I bid goodbye to Usha a very long time ago. It was not like yours - probably more ancient - since the machine could not be put in. And could not even be used as a table. My mother used it more than I did and it was useful to have around. I had to keep it out in the balcony for lack of space in a previous house of ours, and the plastic sheet that covered it fell off on a day it rained and the wood got drenched and started expanding and the machine began to rust.

R. Ramesh said...

hello vanakkam ungaludaiya complimentirku nanri nanri nanri..naan june 1 st week chennai varugiren..mudinthaal sandippom ellorum..insha allah...

sharu said...

Hi, So sad, we should have had a farewell party for your USHA.. So sad, I know, how you must be feeling. It's ok.. you can get a new one for your D-I-L when she comes.. and you can stitch for your grand children!!!

Sukhmandir Kaur said...

I had one of these many many years ago. i wish we could still get them so much better for the environment as they take only our own energy which helps keep our figures too.

Sandhya said...

Radha: I disposed it off, for the same reason, space and I don't seem to use it much, nowadays. But it was very useful all these years.
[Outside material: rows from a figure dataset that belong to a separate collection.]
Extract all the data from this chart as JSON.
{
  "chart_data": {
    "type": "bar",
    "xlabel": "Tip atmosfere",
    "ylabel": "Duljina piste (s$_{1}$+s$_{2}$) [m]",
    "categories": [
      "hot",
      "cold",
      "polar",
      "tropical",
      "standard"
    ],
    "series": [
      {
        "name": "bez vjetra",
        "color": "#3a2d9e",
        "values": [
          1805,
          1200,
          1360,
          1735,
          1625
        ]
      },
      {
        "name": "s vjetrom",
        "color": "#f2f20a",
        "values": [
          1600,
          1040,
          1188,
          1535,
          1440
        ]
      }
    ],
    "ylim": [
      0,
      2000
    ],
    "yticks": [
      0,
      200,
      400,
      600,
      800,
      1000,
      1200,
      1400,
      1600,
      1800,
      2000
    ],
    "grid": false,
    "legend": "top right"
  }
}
Sharada: Shall we have the party at GRT Grandays? I am thinking of buying the telebrand table top model, already! Who knows, I might start stitching again, as you said!
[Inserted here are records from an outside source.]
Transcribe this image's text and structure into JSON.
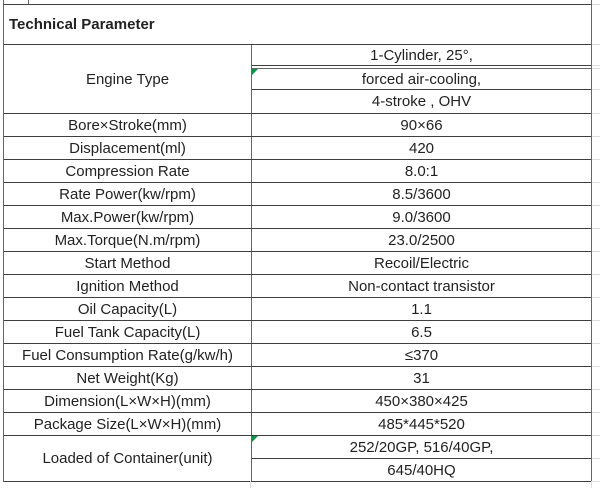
{
  "colors": {
    "border": "#3f3f3f",
    "vborder": "#676767",
    "light_grid": "#dcdcdc",
    "flag_green": "#0b9444",
    "text": "#222222",
    "background": "#ffffff"
  },
  "table": {
    "title": "Technical Parameter",
    "engine": {
      "label": "Engine Type",
      "values": [
        "1-Cylinder, 25°,",
        "forced air-cooling,",
        "4-stroke , OHV"
      ]
    },
    "rows": [
      {
        "label": "Bore×Stroke(mm)",
        "value": "90×66"
      },
      {
        "label": "Displacement(ml)",
        "value": "420"
      },
      {
        "label": "Compression Rate",
        "value": "8.0:1"
      },
      {
        "label": "Rate Power(kw/rpm)",
        "value": "8.5/3600"
      },
      {
        "label": "Max.Power(kw/rpm)",
        "value": "9.0/3600"
      },
      {
        "label": "Max.Torque(N.m/rpm)",
        "value": "23.0/2500"
      },
      {
        "label": "Start Method",
        "value": "Recoil/Electric"
      },
      {
        "label": "Ignition Method",
        "value": "Non-contact transistor"
      },
      {
        "label": "Oil Capacity(L)",
        "value": "1.1"
      },
      {
        "label": "Fuel Tank Capacity(L)",
        "value": "6.5"
      },
      {
        "label": "Fuel Consumption Rate(g/kw/h)",
        "value": "≤370"
      },
      {
        "label": "Net Weight(Kg)",
        "value": "31"
      },
      {
        "label": "Dimension(L×W×H)(mm)",
        "value": "450×380×425"
      },
      {
        "label": "Package Size(L×W×H)(mm)",
        "value": "485*445*520"
      }
    ],
    "container": {
      "label": "Loaded of Container(unit)",
      "values": [
        "252/20GP, 516/40GP,",
        "645/40HQ"
      ]
    }
  }
}
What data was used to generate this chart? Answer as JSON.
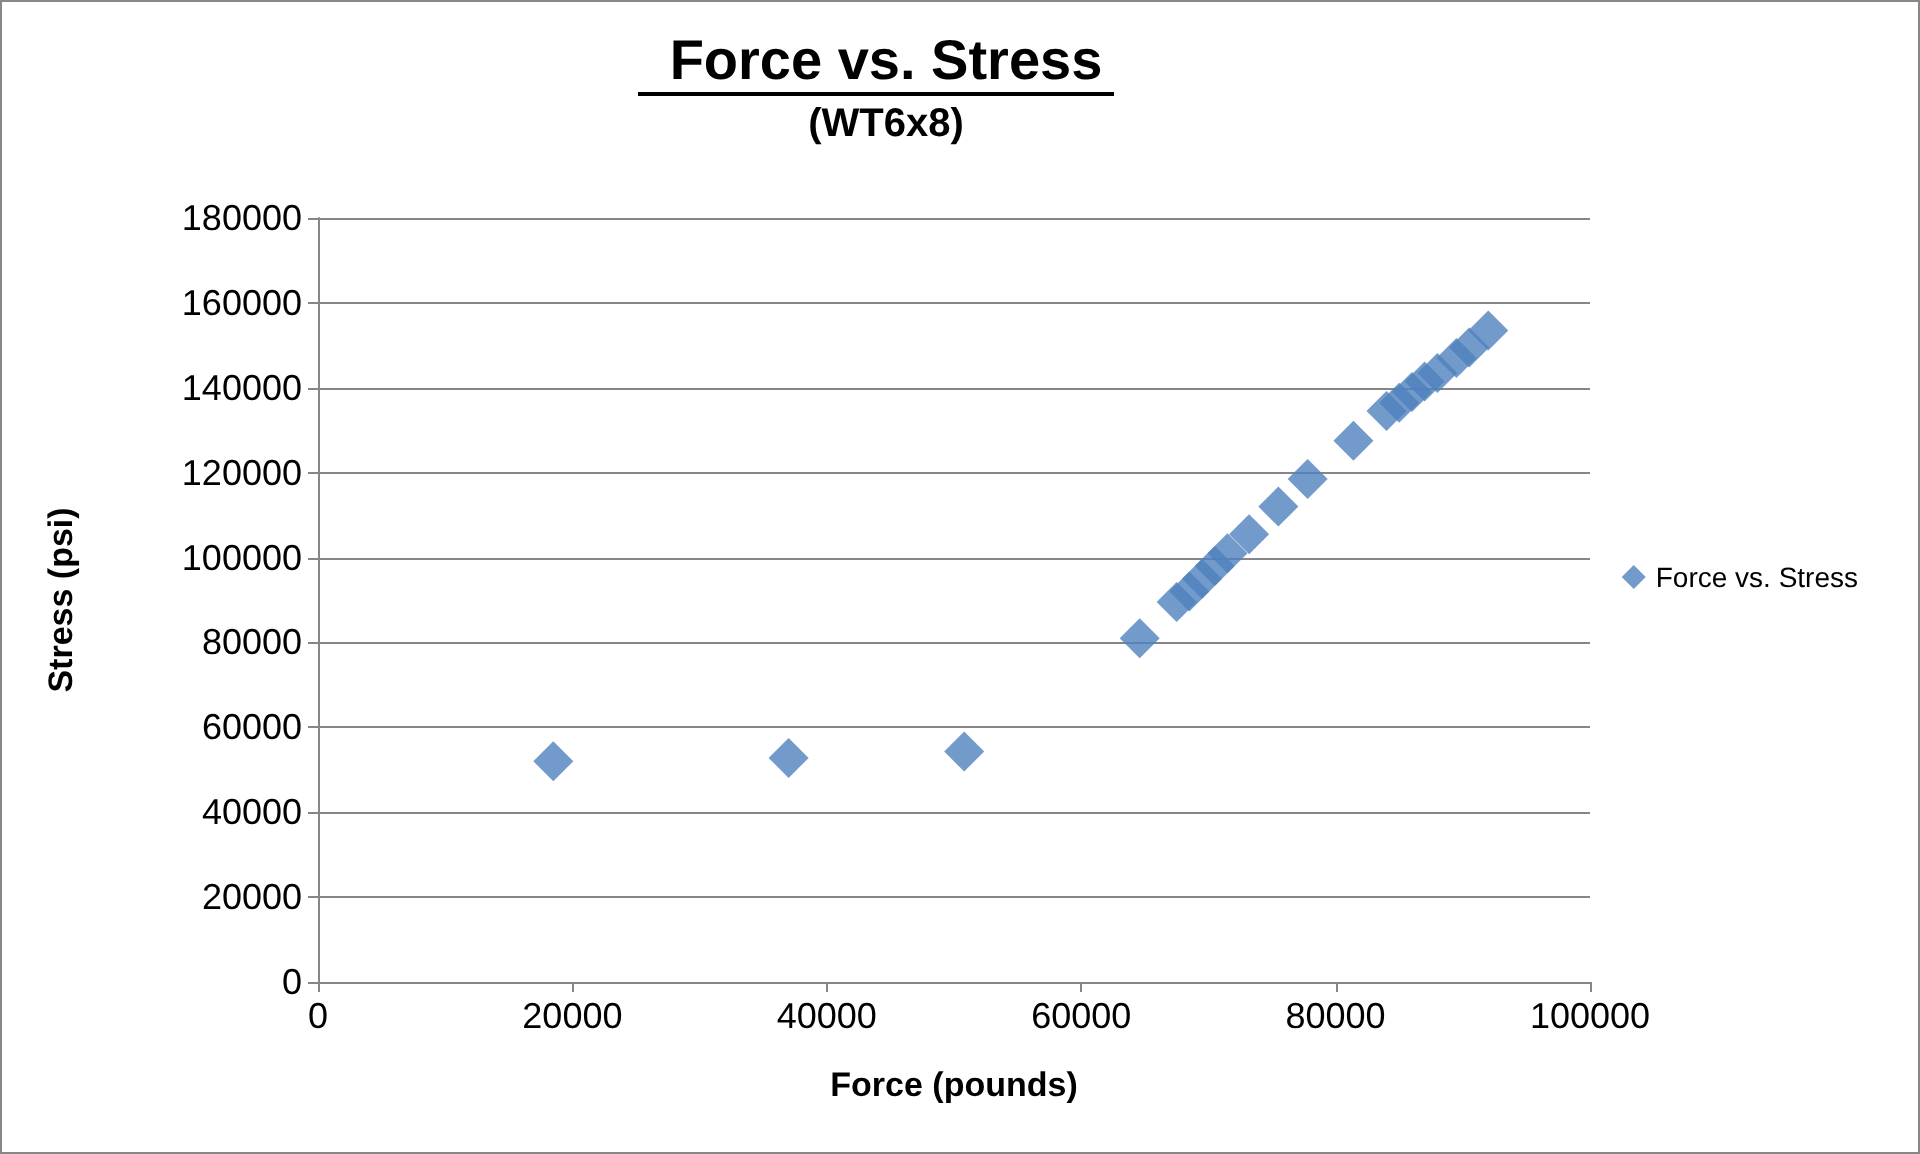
{
  "chart_data": {
    "type": "scatter",
    "title": "Force vs. Stress",
    "subtitle": "(WT6x8)",
    "xlabel": "Force (pounds)",
    "ylabel": "Stress (psi)",
    "x": [
      18500,
      37000,
      50800,
      64600,
      67500,
      68500,
      69500,
      70500,
      71500,
      73200,
      75500,
      77800,
      81400,
      84000,
      85000,
      86000,
      87000,
      88000,
      89500,
      90500,
      92000
    ],
    "series": [
      {
        "name": "Force vs. Stress",
        "color": "#4f81bd",
        "values": [
          52000,
          52800,
          54300,
          81000,
          89500,
          92000,
          95000,
          98000,
          101000,
          105500,
          112000,
          118500,
          127500,
          134500,
          136500,
          139000,
          141500,
          143500,
          147000,
          149500,
          153500
        ]
      }
    ],
    "xlim": [
      0,
      100000
    ],
    "xticks": [
      0,
      20000,
      40000,
      60000,
      80000,
      100000
    ],
    "ylim": [
      0,
      180000
    ],
    "yticks": [
      0,
      20000,
      40000,
      60000,
      80000,
      100000,
      120000,
      140000,
      160000,
      180000
    ],
    "grid": "y",
    "legend": "right",
    "marker": "diamond"
  }
}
Ramesh: Welcome to Chennai!


Sukhmandir Kaur: Welcome here, Sukhmandir. Yes, your point is right,our own gym at home!

Hema said...

I know this is a very long time from the date of the post.. but even I want to learn stitching.. I am not able to go to any class as my son comes home around 12-12.30. Once he starts full day, I might too learn these.. your write up was quite inspiring and emotional. My paati had a Usha sewing machine and she too used to stitch her own blouses and petticoats.. she passed it on to my mom after she could not sit for long hours when she was 70. My chithi also has one.. she too doesnot use it.. She has lent it to her neighbour who has repaired this old beauty and is learning to stitch.. I think all ladies are so attaa\ched to their sewing machines.. need to feel it on my own too.. I hope I will also learn it soon

Sandhya said...

Hema: It is nice of you, not only to read but comment on this post!
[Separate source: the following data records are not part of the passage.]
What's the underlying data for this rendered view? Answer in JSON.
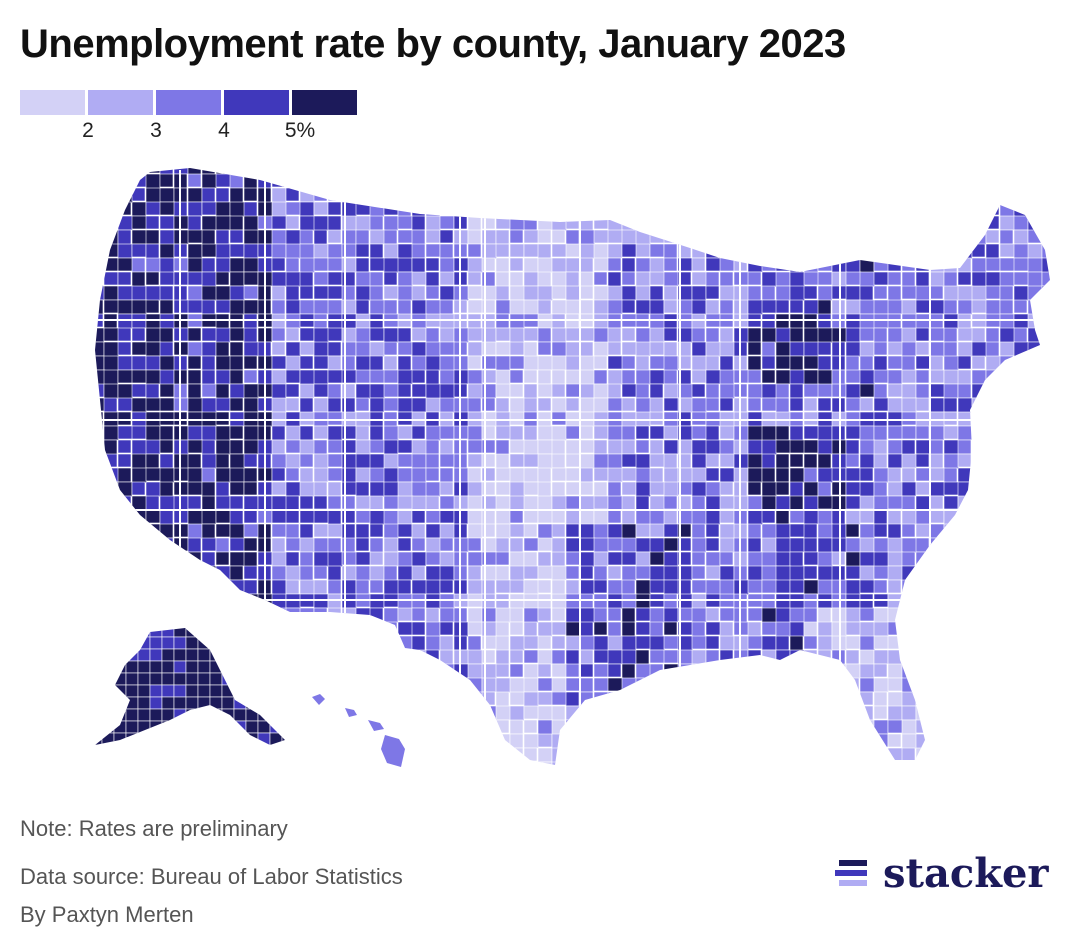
{
  "title": "Unemployment rate by county, January 2023",
  "legend": {
    "colors": [
      "#d3d1f6",
      "#b0acf3",
      "#7e77e6",
      "#4038bb",
      "#1c1a5a"
    ],
    "ticks": [
      "2",
      "3",
      "4",
      "5%"
    ]
  },
  "notes": {
    "note": "Note: Rates are preliminary",
    "source": "Data source: Bureau of Labor Statistics",
    "byline": "By Paxtyn Merten"
  },
  "brand": {
    "name": "stacker",
    "icon": "stacker-logo-icon"
  },
  "map": {
    "type": "choropleth",
    "region": "United States counties"
  }
}
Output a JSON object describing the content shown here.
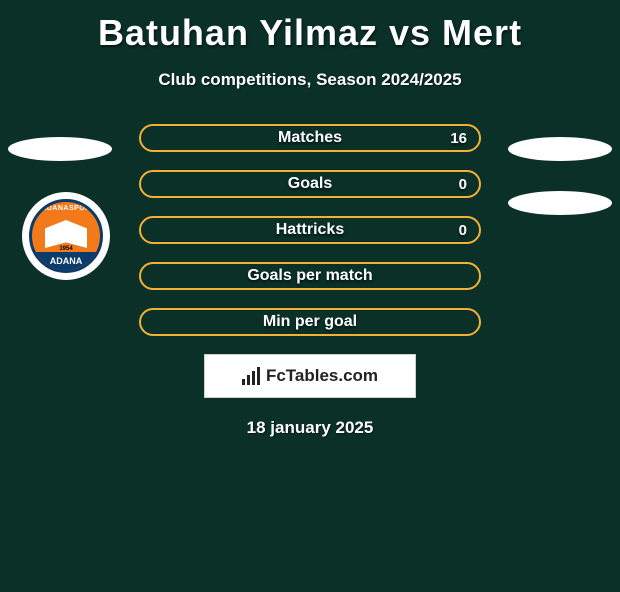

Yes, we cherish our old things when we start getting older and no more use them like before, esp. when we decide to dispose it off, we start remembering the whole history! I had bought it in instalment payment, when I was in Hosur. I used to attend 11 to 12.30 class, which a Maharashtrian lady was running at home. My children were going to school then!

Please learn it and it is nice to wear our own stitched clothes. People will also admire us!

Zephyr said...

I am all thumbs when it comes to doing something with my hands, except pounding on the keyboard and stirring stuff with spoons :) My sisters were the creative ones. She tried to teach me to stitch, as she had done her teachers' training in sewing from Usha of course, but no use. So she made me hem, sew on buttons and hooks and eyes for hooks and made sure I did a good job of them :) I am keeping my Twin just for the memories and because I couldn't bear to give her away!Loved your post on your Usha.

Sandhya said...

Your sister seems to be a creative person.

I learnt stitching from a lady when I was in Hosur for 3 months. 3 classes a week. I was stitching my own blouses and dresses until a few years back. I bought the machine on instalment basis, I still remember! My maid had gone to some class and was looking for a second hand machine and so I gave it to her since I was not stitching much. She is stitching for her family and outsiders also now with that machine. It is sturdy and good, she says. Somebody is happy because of my machine.

I have got pleasant memories of the machine...my stitchings! Thank you, Zephyr!

Shail Mohan said...

Reminded me of the days I used to own a Singer machine, and used to stitch :)

Sandhya said...

I feel that people of our generation and the previous generations too, had a sewing machine at home and somebody used to stitch...I haven't seen these machines in any houses now. We don't repair the old clothes now...throw them away and get new ones is the norm now. So, no use for sewing machines!

I liked stitching and you must have too!